Preamble
This notes aims at giving an introduction to Tidyverse package, which is extremely useful for data manipulation. We shall see the packages which comes with Tidyverse and also their functionality.
Tidyverse
The tidyverse is a collection of R packages designed for data science. It was introduced by a team lead by Hadley Wickham, a statistician from New Zealand who is currently chief scientist at RStudio. All packages in tidyverse share an underlying design philosophy, grammar and data structures. The packages which are part of core Tidyverse(version 1.3.0) are
- ggplot2
- dplyr
- tidyr
- readr
- purr
- tibble
- stringr
- forcats
The ultimate aim of the packages is to aid us load, clean, wrangle, plot and model the data
Functionality of packages
Let us briefly look at functionality of these packages
ggplot2
ggplot2 is a package for creating beautiful graphs, based on the idea 'Grammar of Graphics'. Once we understand the fundamental structure of ggplot2 functions we can produce any graphical representation of data with ease.
dplyr
dplyr provides a grammar of data manipulation. The functions in dplyr are easy to understand, which are called verbs. Tasks like subsetting, filtering, grouping can be done using this package
tidyr
tidyr provides a set of functions that help you get to tidy data. Tidy data is data with a consistent form. It describes a standard way of storing data that is used wherever possible throughout the tidyverse.
readr
readr provides a fast and friendly way to read rectangular data (like csv, tsv, and fwf). It helps us parse a flat file into a tibble.
purrr
purrr enhances R's functional programming (FP) toolkit by providing a complete and consistent set of tools for working with functions and vectors. With purr's usage we can modify our code in more efficient way for writing loops and defining functions etc.
tibble
tibble is a modern re-imagining of the data frame, keeping what time has proven to be effective, and throwing out what it has not.
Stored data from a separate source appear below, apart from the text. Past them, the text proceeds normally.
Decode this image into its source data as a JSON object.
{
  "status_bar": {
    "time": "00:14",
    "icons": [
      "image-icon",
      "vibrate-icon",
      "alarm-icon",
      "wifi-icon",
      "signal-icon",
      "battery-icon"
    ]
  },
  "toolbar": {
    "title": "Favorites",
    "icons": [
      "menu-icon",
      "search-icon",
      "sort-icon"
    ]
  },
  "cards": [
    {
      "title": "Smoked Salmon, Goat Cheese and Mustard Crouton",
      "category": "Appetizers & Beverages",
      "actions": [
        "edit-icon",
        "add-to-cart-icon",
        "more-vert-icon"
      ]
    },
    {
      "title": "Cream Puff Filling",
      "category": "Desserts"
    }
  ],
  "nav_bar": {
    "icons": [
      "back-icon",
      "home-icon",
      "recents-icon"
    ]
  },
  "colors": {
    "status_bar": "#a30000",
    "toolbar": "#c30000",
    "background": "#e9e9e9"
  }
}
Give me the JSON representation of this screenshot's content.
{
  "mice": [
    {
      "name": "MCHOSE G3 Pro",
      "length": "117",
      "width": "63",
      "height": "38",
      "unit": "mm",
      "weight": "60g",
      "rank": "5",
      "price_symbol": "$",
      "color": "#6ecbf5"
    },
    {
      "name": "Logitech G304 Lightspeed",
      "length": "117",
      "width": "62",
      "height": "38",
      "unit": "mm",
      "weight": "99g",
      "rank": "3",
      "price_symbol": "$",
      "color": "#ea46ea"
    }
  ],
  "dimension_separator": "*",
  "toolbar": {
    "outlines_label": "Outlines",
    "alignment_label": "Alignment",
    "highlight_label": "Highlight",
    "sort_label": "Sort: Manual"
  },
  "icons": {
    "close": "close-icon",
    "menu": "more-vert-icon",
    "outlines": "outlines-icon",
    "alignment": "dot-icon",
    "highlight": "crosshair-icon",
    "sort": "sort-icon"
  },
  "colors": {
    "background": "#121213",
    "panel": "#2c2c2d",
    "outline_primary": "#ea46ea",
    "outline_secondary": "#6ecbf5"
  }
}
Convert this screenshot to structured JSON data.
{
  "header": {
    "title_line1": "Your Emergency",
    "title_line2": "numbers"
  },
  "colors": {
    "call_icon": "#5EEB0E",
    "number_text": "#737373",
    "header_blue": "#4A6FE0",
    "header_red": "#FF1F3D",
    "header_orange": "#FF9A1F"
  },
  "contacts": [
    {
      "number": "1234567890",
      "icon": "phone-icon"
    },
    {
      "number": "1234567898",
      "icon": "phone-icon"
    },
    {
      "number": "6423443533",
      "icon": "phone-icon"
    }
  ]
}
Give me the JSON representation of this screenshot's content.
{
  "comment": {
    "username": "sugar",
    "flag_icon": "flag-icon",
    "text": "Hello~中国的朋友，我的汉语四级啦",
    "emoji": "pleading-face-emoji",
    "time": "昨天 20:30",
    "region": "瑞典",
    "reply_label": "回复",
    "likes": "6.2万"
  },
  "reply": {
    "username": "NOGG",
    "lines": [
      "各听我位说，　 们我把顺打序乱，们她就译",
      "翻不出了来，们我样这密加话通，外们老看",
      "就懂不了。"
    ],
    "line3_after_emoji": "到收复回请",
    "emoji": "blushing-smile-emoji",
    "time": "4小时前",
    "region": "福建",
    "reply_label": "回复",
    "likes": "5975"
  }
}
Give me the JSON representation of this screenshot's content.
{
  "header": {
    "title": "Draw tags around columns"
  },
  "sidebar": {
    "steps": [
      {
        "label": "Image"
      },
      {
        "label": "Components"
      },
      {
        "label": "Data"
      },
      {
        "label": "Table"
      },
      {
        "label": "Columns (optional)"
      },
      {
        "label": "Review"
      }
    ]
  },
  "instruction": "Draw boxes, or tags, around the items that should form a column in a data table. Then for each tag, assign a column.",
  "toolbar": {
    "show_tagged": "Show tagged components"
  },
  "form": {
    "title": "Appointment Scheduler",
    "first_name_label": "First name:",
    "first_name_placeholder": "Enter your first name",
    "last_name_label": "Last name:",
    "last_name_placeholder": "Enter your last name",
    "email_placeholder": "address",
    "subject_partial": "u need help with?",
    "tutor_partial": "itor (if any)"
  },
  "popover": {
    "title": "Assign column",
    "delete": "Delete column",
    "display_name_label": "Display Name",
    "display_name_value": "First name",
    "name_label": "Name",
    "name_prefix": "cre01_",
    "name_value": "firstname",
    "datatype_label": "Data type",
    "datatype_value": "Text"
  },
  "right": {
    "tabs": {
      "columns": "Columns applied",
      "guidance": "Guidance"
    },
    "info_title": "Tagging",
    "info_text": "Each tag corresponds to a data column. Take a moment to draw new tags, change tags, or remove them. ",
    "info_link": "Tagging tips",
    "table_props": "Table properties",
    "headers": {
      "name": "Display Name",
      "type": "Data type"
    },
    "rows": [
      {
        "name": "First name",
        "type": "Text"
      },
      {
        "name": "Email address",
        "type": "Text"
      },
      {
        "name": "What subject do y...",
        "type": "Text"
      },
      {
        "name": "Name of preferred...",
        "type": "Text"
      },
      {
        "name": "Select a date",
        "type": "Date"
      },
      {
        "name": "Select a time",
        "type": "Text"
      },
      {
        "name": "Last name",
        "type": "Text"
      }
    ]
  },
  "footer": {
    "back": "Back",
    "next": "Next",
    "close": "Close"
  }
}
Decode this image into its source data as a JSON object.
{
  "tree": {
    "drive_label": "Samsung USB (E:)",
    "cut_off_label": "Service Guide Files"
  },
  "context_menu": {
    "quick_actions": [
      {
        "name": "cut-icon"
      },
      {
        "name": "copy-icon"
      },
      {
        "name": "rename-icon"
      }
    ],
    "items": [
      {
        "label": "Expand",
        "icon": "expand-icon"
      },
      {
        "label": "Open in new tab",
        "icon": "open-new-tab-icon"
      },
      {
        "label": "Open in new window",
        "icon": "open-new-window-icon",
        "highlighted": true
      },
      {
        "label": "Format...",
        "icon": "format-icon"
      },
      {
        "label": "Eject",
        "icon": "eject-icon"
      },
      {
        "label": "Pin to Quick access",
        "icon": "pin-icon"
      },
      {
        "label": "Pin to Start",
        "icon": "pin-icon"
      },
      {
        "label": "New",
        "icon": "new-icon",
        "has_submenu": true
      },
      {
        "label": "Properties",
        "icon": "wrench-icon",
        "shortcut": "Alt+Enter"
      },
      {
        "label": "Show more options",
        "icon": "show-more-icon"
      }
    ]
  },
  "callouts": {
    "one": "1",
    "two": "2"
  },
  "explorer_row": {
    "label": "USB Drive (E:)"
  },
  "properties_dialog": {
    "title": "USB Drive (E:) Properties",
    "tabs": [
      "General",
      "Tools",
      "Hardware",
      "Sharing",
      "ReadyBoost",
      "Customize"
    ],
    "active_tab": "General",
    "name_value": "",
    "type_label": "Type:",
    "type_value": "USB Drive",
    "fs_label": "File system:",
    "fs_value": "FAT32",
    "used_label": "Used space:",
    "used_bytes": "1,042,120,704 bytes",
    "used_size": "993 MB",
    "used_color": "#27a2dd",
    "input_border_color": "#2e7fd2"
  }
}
Tibbles are data frames that are lazy and surly: they do less and complain more forcing you to confront problems earlier, typically leading to cleaner, more expressive code.
stringr
String manipulation is an important skill a data science enthusiast need to make use of data. stringr provides a cohesive set of functions designed to make working with strings as easy as possible.
forcats
R uses factors to handle categorical variables, variables that have a fixed and known set of possible values.Factors are also helpful for reordering character vectors to improve display. forcats gives us tools to solve common problems with factors.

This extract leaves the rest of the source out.